Según me contaban, lo había plantado un antepasado hacía muchos años. Era un roble de porte magnífico, testigo mudo de todos los avatares que se producían en nuestra familia: bodas, nacimientos, óbitos… Sufridor obligado de juegos infantiles y también cuando me rompí el brazo al caer de una de sus ramas. Era en fin, uno más de la familia. Tanto es así que todos nos referíamos a él como «El tío Quercus». Hogar de multitud de pájaros y punto de alimentación de ardillas, daba sombra a un banco del jardín.
Mi tía Felisa, hermana de mi padre, contrajo matrimonio hacía una década y pasaba con su marido, Raúl, temporadas en la finca. Fue durante una de estas estancias cuando todo comenzó.

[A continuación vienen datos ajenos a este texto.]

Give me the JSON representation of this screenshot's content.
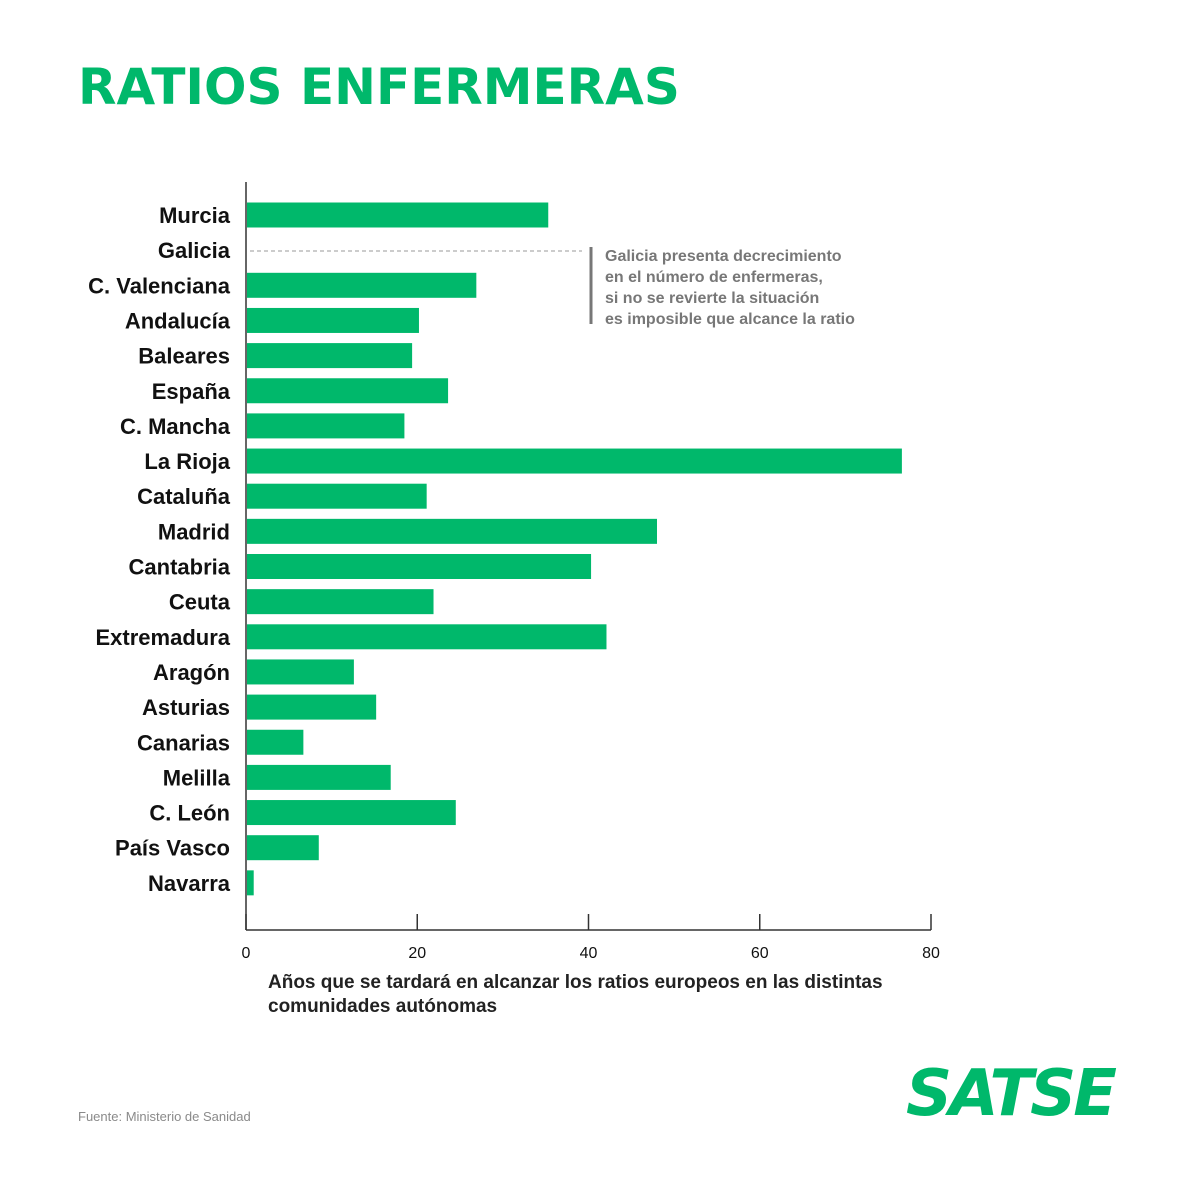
{
  "title": "RATIOS ENFERMERAS",
  "colors": {
    "accent": "#00b86b",
    "bar": "#00b86b",
    "note_text": "#777777",
    "axis": "#333333"
  },
  "annotation": {
    "lines": [
      "Galicia presenta decrecimiento",
      "en el número de enfermeras,",
      "si no se revierte la situación",
      "es imposible que alcance la ratio"
    ]
  },
  "source": "Fuente: Ministerio de Sanidad",
  "logo": "SATSE",
  "chart_data": {
    "type": "bar",
    "orientation": "horizontal",
    "title": "RATIOS ENFERMERAS",
    "xlabel": "Años que se tardará en alcanzar los ratios europeos en las distintas comunidades autónomas",
    "ylabel": "",
    "xlim": [
      0,
      80
    ],
    "xticks": [
      0,
      20,
      40,
      60,
      80
    ],
    "grid": false,
    "categories": [
      "Murcia",
      "Galicia",
      "C. Valenciana",
      "Andalucía",
      "Baleares",
      "España",
      "C. Mancha",
      "La Rioja",
      "Cataluña",
      "Madrid",
      "Cantabria",
      "Ceuta",
      "Extremadura",
      "Aragón",
      "Asturias",
      "Canarias",
      "Melilla",
      "C. León",
      "País Vasco",
      "Navarra"
    ],
    "values": [
      35.3,
      null,
      26.9,
      20.2,
      19.4,
      23.6,
      18.5,
      76.6,
      21.1,
      48.0,
      40.3,
      21.9,
      42.1,
      12.6,
      15.2,
      6.7,
      16.9,
      24.5,
      8.5,
      0.9
    ]
  }
}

Una tarde mi padre recibió la llamada angustiosa de Raúl. Mi tía Felisa había desaparecido. Nos desplazamos toda la familia hasta la finca para tratar de ayudar en la búsqueda y para confortar a mi preocupado tío. Algunos lugareños mencionaron la presencia de un merodeador cuando ocurrió la desaparición, otros la relacionaron con la gira de un circo ambulante por la zona en aquellos días, pero nada acababa de esclarecer los hechos. Pasaban los meses y el misterio iba pasando a un segundo término.
Hace dos años, mientras paseábamos por el jardín, algo brillante en el suelo llamo mi atención. Al acercarnos descubrimos el collar que siempre lucía mi tía. Llamamos a la autoridad competente. Tras varias semanas de análisis químicos y médicos mi tío fue detenido como sospechoso de asesinato.
Nuestro «tío Quercus» había hecho emerger con sus raíces el cuerpo de la desdichada Felisa haciendo que su asesino pagara por el crimen de un familiar… suyo.